En effet, le ministère de l'intérieur semble prendre parti et s'ériger en garant exclusif des intérêts d'un particulier.

 

1. De quoi s'agit-il ?
Le 13 juin 2005 la société Safricom avait signé une convention de concession avec la ville de Kinshasa aux termes de laquelle elle avait l'obligation de faire un certain nombre d'aménagements dans le marché central en vue d'une exploitation optimisée de ce dernier. Mais l'opinion publique sait ce qu'il est advenu du marché central de Kinshasa : un foutoir, un dépotoir, incapable de contenir les marchands dans un espace rongé par des constructions dérogeant aux normes et provoquant des débordements anarchiques sur les rues adjacentes. Chose grave, certaines de ces constructions ont été érigées par le concessionnaire sur la voirie urbaine, bouchant les caniveaux et occasionnant des inondations dans le secteur.


À son entrée en fonction il y a un an, le nouvel exécutif de la ville a trouvé cette situation dont se plaignait la population depuis plusieurs années et qui appelait des mesures urgentes. Ce d'autant plus que le nouveau gouverneur élu avait pris l'engagement durant sa campagne d'initier une vaste action de salubrité dans la ville de Kinshasa.
"Kin Bopeto" a d'ailleurs été lancée par le Chef de l'état en personne, plaçant ainsi sous son haut patronage cette opération de salubrité de la capitale.


C'est dans ce cadre, constatant l'état du marché central, devenu un goulot d'étranglement sur un espace dédié au commerce, que le Chef de l'exécutif provincial a choisi l'option de résilier la convention de concession dont bénéficie la Société Safricom, jugeant à l'évidence qu'elle n'a pas rempli sa mission qui est la réalisation d'un service d'intérêt général. Cette option est prévue à l'article 20 de ladite convention.

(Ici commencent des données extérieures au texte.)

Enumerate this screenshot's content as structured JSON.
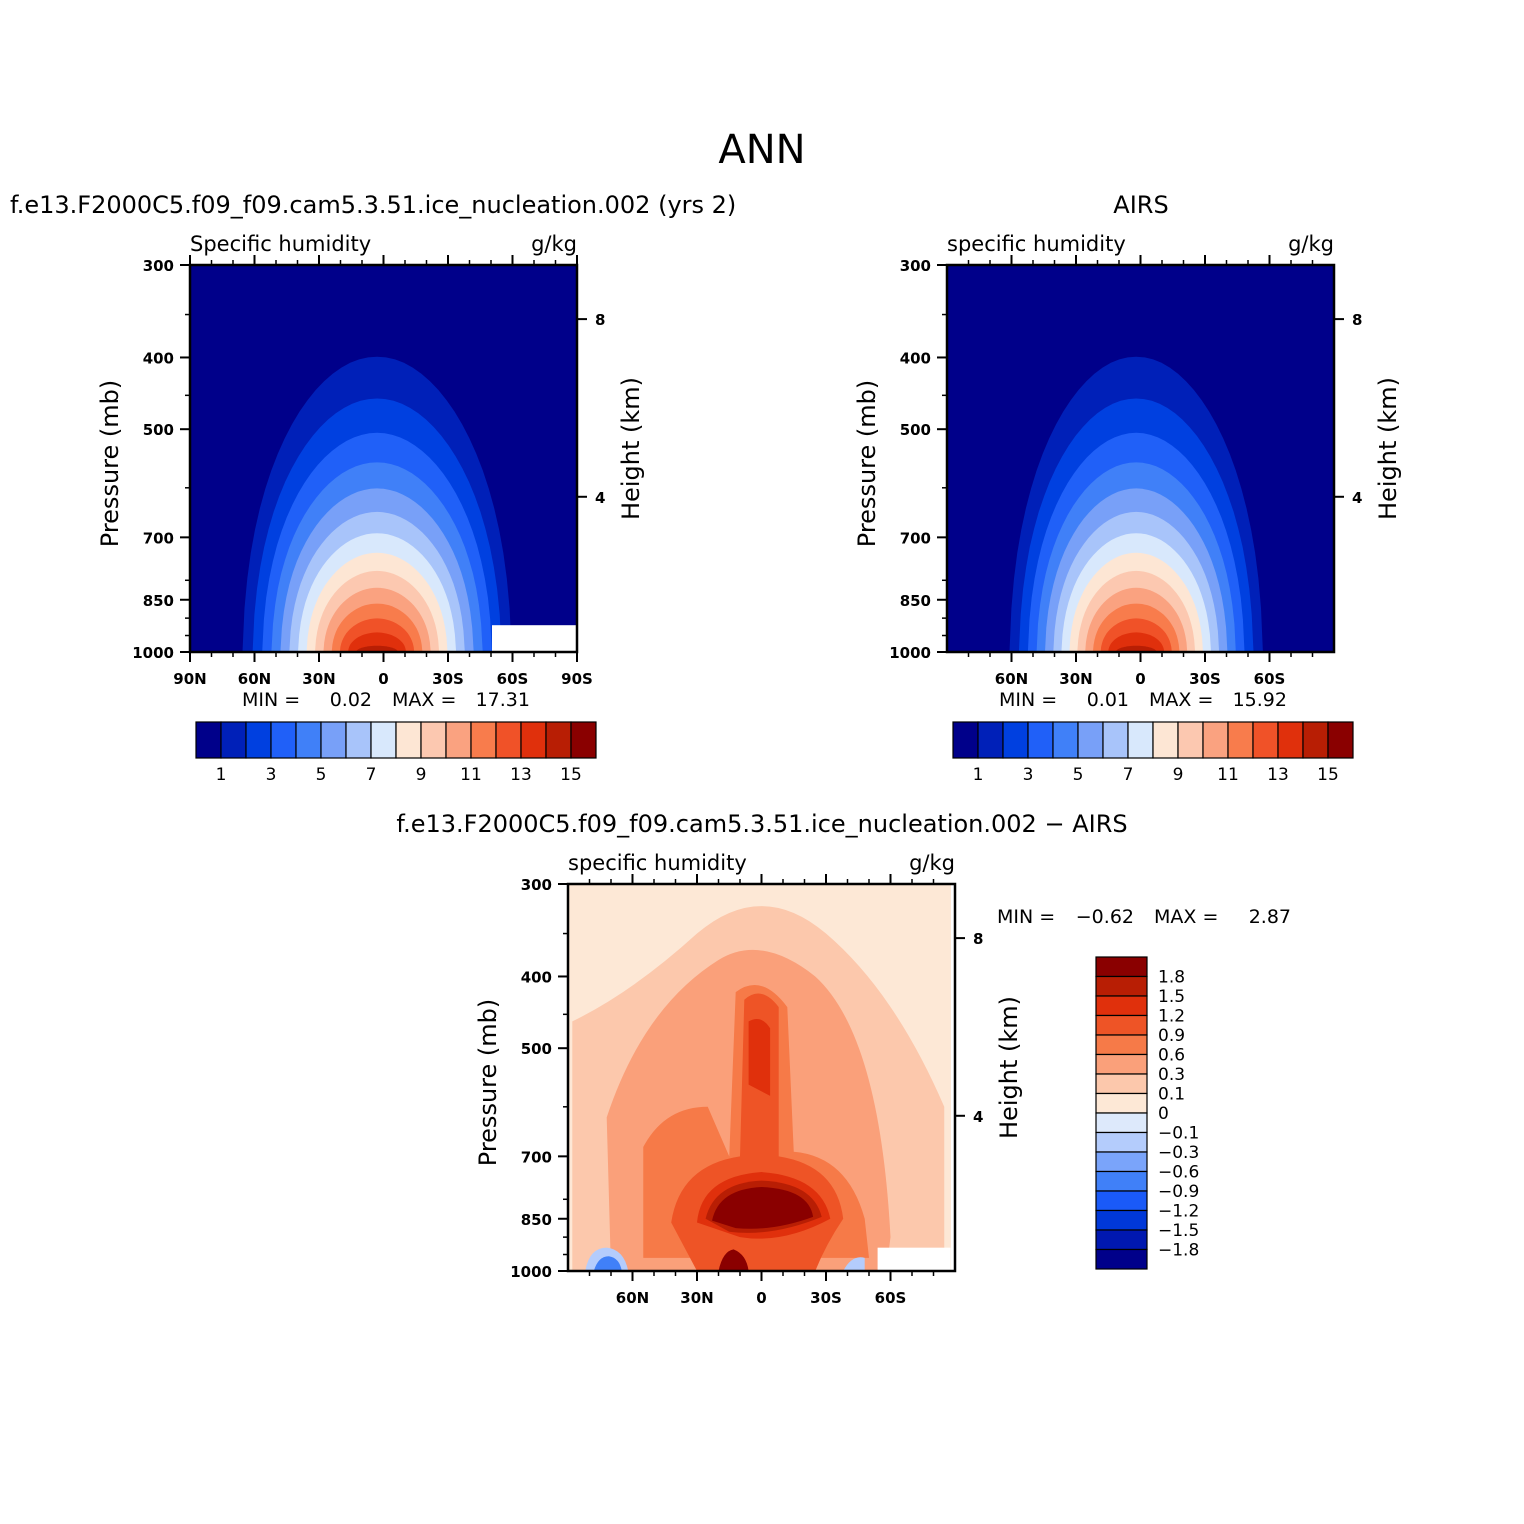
{
  "title": "ANN",
  "chart_data": [
    {
      "type": "contour",
      "case_title": "f.e13.F2000C5.f09_f09.cam5.3.51.ice_nucleation.002 (yrs 2)",
      "left_label": "Specific humidity",
      "right_label": "g/kg",
      "ylabel": "Pressure (mb)",
      "ylabel_right": "Height (km)",
      "x_ticks": [
        "90N",
        "60N",
        "30N",
        "0",
        "30S",
        "60S",
        "90S"
      ],
      "y_ticks": [
        "300",
        "400",
        "500",
        "700",
        "850",
        "1000"
      ],
      "height_ticks": [
        "8",
        "4"
      ],
      "min_text": "MIN =",
      "min_value": "0.02",
      "max_text": "MAX =",
      "max_value": "17.31",
      "levels": [
        1,
        2,
        3,
        4,
        5,
        6,
        7,
        8,
        9,
        10,
        11,
        12,
        13,
        14,
        15
      ],
      "colorbar_labels": [
        "1",
        "3",
        "5",
        "7",
        "9",
        "11",
        "13",
        "15"
      ]
    },
    {
      "type": "contour",
      "case_title": "AIRS",
      "left_label": "specific humidity",
      "right_label": "g/kg",
      "ylabel": "Pressure (mb)",
      "ylabel_right": "Height (km)",
      "x_ticks": [
        "60N",
        "30N",
        "0",
        "30S",
        "60S"
      ],
      "y_ticks": [
        "300",
        "400",
        "500",
        "700",
        "850",
        "1000"
      ],
      "height_ticks": [
        "8",
        "4"
      ],
      "min_text": "MIN =",
      "min_value": "0.01",
      "max_text": "MAX =",
      "max_value": "15.92",
      "levels": [
        1,
        2,
        3,
        4,
        5,
        6,
        7,
        8,
        9,
        10,
        11,
        12,
        13,
        14,
        15
      ],
      "colorbar_labels": [
        "1",
        "3",
        "5",
        "7",
        "9",
        "11",
        "13",
        "15"
      ]
    },
    {
      "type": "contour",
      "case_title": "f.e13.F2000C5.f09_f09.cam5.3.51.ice_nucleation.002 − AIRS",
      "left_label": "specific humidity",
      "right_label": "g/kg",
      "ylabel": "Pressure (mb)",
      "ylabel_right": "Height (km)",
      "x_ticks": [
        "60N",
        "30N",
        "0",
        "30S",
        "60S"
      ],
      "y_ticks": [
        "300",
        "400",
        "500",
        "700",
        "850",
        "1000"
      ],
      "height_ticks": [
        "8",
        "4"
      ],
      "min_text": "MIN =",
      "min_value": "−0.62",
      "max_text": "MAX =",
      "max_value": "2.87",
      "levels": [
        -1.8,
        -1.5,
        -1.2,
        -0.9,
        -0.6,
        -0.3,
        -0.1,
        0,
        0.1,
        0.3,
        0.6,
        0.9,
        1.2,
        1.5,
        1.8
      ],
      "colorbar_labels": [
        "1.8",
        "1.5",
        "1.2",
        "0.9",
        "0.6",
        "0.3",
        "0.1",
        "0",
        "−0.1",
        "−0.3",
        "−0.6",
        "−0.9",
        "−1.2",
        "−1.5",
        "−1.8"
      ]
    }
  ],
  "palette": [
    "#00008a",
    "#0020b8",
    "#0040e0",
    "#2060f8",
    "#4080f8",
    "#78a0f8",
    "#a8c4fa",
    "#d8e8fc",
    "#fde6d4",
    "#fcc8b0",
    "#faa280",
    "#f87c4c",
    "#f05228",
    "#e0300c",
    "#b81e04",
    "#8a0000"
  ]
}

Mais comme on l'a vu dans sa dernière correspondance adressée au gouverneur de la ville de Kinshasa, le ministère de l'intérieur évoque des décisions de justice pour intervenir de manière hiérarchique comme s'il était question d'une simple matière administrative à compétence partagée, alors qu'il s'agit en fait d'une périphétie judiciaire dans laquelle la ville défend l'intérêt public. Ce faisant, l'autorité territoriale nationale fait fi de la loi organique n° 08/012 du 31 juillet 2008 portant principes fondamentaux de la libre administration des provinces et apparaît ainsi dans le rôle incongru et fâcheux du défenseur des intérêts privés...


Du reste, les décisions judiciaires en question sont en partie conséquentes de quelques erreurs de procédure de certains mandataires judiciaires de la ville, intervenues en cours d'instances. Sur le fond, ces décisions ne remettent pas en question le bien-fondé de l'exécutif de la ville à mettre fin à une convention au nom de l'intérêt public.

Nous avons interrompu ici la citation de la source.